男のロマン、それはロボット —<Infinite Dendrogram>— 作:クーボー
黄河帝国最西部、天地に渡る、あるいは天地から逃げてくるためによく使われる大規模な港の街。
現在も内乱が起こっているとは言え、天地との交易も開いている街であるから、街には<マスター>や武者修行で他国を訪れた天地のティアン、あるいは怖いもの見たさで天地に渡ろうとする黄河やカルディナの<マスター>で街はごった返しとなり、連日盛況を誇っている。
——しかしそんな街ではひとつ、上から下まで頭を悩ませるとある場所があった。
それは街から北に少し進んだところにある、大規模な森林。
通称<テングの森>と呼ばれ……伝説級<UBM>【千森天狗 カザシミマル】という、天地から逃げてきた一匹の<UBM>が根城とする魔境である。
『突然現れ根城にされて、優良な木材の輸出地であった森が使えなくなってしまった』
『どうすればいいのやら』
そうやって上層部は悩み、悩み、悩み……そうして、集まっている<マスター>に協力を仰ごうと言う結論に至る。
<超級>はいなくとも、これだけの数の<マスター>がいれば一匹程度どうにかなるはず。
その目論見は確かに正解で、ある者は自分が特典武具を手に入れた姿を夢想し、ある者は自分が英雄としてティアンに讃えられる姿を妄想しながら、結成されたテング大規模討伐隊へと所属。
総計千人にも及ぶ上級下級入り乱れた数多の<マスター>たち。彼らは皆、“自分こそが特典武具を手に入れるのだ”と血気にはやり、自らの力を鼓舞していた。
——たった一人の、ルーキーを除いては。
彼はルーキーでこそあったが、彼らと比べて、単純に落ち着いていた。
独り自室で刀を手入れし、夢を見ることもなく……ただ、自分のコンディションを完璧に活かせるように磨き上げた。
そして討伐決行の日。
大規模な討伐隊が組まれ、森へと遠征し……そして、伝説級<UBM>の能力によって1時間程度で100人ほど殺された。
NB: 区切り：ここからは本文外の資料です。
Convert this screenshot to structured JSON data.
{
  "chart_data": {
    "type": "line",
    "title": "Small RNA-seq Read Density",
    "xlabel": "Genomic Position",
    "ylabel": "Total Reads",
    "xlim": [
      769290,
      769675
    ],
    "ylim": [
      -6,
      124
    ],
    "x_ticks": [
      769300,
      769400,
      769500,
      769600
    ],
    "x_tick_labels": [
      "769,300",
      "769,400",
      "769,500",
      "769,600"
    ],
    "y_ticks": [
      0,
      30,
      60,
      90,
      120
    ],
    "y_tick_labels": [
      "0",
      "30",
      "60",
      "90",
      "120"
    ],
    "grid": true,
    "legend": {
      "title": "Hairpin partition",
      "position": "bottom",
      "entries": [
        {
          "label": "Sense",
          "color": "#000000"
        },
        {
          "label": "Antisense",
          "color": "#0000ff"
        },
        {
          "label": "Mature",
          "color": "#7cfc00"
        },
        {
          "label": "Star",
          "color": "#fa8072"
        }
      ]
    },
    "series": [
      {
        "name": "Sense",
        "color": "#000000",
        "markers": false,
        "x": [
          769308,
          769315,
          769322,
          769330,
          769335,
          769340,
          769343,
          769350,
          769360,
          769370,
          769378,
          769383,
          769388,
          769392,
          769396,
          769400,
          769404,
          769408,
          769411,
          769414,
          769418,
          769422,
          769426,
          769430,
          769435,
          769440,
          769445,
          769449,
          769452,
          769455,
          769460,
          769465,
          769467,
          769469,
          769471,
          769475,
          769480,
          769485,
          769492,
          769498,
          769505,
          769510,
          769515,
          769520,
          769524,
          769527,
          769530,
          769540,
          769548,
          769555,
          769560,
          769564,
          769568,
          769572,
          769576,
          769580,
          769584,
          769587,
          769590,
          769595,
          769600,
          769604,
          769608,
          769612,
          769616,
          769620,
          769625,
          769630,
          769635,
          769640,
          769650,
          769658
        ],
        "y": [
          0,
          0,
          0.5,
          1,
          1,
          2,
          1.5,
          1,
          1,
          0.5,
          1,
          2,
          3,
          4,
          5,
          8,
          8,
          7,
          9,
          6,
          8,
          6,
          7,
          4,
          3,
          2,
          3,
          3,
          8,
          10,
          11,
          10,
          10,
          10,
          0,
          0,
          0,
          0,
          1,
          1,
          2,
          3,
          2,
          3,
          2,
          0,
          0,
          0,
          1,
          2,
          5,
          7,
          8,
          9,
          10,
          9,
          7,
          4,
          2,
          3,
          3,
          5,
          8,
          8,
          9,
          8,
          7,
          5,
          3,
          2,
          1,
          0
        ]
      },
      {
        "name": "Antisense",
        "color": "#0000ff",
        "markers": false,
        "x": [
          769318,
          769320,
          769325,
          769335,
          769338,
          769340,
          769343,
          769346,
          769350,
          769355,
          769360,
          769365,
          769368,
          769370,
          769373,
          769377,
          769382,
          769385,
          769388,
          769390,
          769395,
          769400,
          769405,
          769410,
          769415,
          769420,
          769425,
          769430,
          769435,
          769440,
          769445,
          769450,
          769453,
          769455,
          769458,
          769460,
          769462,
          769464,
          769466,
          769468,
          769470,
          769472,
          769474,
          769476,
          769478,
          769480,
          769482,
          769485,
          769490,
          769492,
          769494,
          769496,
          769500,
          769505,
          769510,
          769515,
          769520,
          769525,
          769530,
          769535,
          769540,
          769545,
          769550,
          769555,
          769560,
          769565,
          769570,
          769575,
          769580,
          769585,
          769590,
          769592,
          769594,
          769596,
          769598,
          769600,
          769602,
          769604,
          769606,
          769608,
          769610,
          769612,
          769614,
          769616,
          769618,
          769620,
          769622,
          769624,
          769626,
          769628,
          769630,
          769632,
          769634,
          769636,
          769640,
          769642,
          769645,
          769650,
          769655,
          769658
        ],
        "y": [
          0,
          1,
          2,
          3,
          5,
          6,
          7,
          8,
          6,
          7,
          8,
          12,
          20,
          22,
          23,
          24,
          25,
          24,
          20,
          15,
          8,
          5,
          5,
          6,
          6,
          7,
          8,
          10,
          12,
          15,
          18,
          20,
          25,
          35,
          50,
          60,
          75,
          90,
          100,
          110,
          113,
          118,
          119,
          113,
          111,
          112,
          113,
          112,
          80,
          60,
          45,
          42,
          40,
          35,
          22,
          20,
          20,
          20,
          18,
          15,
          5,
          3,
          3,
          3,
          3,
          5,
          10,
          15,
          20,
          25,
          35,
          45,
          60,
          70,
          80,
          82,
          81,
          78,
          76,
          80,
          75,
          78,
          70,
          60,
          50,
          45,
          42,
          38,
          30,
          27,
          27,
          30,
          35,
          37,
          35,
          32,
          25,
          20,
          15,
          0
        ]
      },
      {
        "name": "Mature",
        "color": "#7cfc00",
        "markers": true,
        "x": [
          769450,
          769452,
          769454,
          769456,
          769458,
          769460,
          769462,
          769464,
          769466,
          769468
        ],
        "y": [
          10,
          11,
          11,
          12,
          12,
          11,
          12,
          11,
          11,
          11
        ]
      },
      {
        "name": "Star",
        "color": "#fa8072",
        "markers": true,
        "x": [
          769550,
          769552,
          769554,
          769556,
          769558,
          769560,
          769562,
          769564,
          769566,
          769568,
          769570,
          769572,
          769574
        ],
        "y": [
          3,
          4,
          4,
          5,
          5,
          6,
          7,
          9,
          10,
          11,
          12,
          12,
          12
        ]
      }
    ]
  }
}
残る900人も天狗の奇々怪々な能力によって天狗にダメージを与えることができず、もはや倒すことはできないかと皆が諦めかけたその時。
「——読めた」
と、一人のルーキーがつぶやいて——
——刹那、戦闘系超級職もかくやという速度でルーキーが飛び出し、何もない場所へと刀を構えて突撃した。
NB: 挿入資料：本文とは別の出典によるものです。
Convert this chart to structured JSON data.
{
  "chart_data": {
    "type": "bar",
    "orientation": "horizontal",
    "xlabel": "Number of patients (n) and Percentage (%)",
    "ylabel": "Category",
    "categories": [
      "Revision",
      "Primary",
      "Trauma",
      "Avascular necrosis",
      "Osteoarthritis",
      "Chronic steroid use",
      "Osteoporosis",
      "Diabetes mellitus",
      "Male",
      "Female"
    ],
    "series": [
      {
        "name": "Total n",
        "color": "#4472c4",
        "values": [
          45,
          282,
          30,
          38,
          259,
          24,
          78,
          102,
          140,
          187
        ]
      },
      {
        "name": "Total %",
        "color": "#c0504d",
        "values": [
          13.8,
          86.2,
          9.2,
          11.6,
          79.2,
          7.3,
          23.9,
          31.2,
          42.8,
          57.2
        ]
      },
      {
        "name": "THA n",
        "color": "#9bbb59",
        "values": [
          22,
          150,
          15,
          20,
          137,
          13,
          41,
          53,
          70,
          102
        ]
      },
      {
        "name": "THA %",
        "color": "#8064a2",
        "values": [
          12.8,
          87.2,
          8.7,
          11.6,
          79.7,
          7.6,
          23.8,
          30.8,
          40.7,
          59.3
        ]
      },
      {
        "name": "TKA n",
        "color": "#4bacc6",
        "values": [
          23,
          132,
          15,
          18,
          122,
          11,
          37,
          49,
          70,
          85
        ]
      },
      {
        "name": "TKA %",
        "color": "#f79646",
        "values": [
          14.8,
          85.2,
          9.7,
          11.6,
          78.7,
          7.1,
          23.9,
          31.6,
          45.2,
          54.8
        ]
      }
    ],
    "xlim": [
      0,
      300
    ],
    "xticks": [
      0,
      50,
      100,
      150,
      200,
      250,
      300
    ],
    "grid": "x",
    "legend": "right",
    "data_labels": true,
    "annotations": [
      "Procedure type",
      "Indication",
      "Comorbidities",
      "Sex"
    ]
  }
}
その10分後には、誰もが皆ルーキーと天狗の戦いの傍観者でしかなく。
【<UBM>【千森天狗 カザシミマル】が討伐されました】
そのアナウンスが流れたのも、ルーキーが戦い始めてから30分後のことだった。
一人のルーキーによる、伝説級討伐。
それは、ヤヨイが数人のパーティーで同じ伝説級を倒した……数日後のことである。
そして同時に、そのルーキーがルーキーでなくなり、黄河を去ったのも……それから、数日後のことだった。
多分察してると思いますが。
この人は今まで作中に地味ーに出ていたルーキーさんです。
ヤヨイみたいな進化パターンがありすぎるタイプではなく、単純に一点特化なので、ヤヨイよりも早く上級に到達しています。
たとえるなら……とある分野に特化したヤヨイみたいなもんです。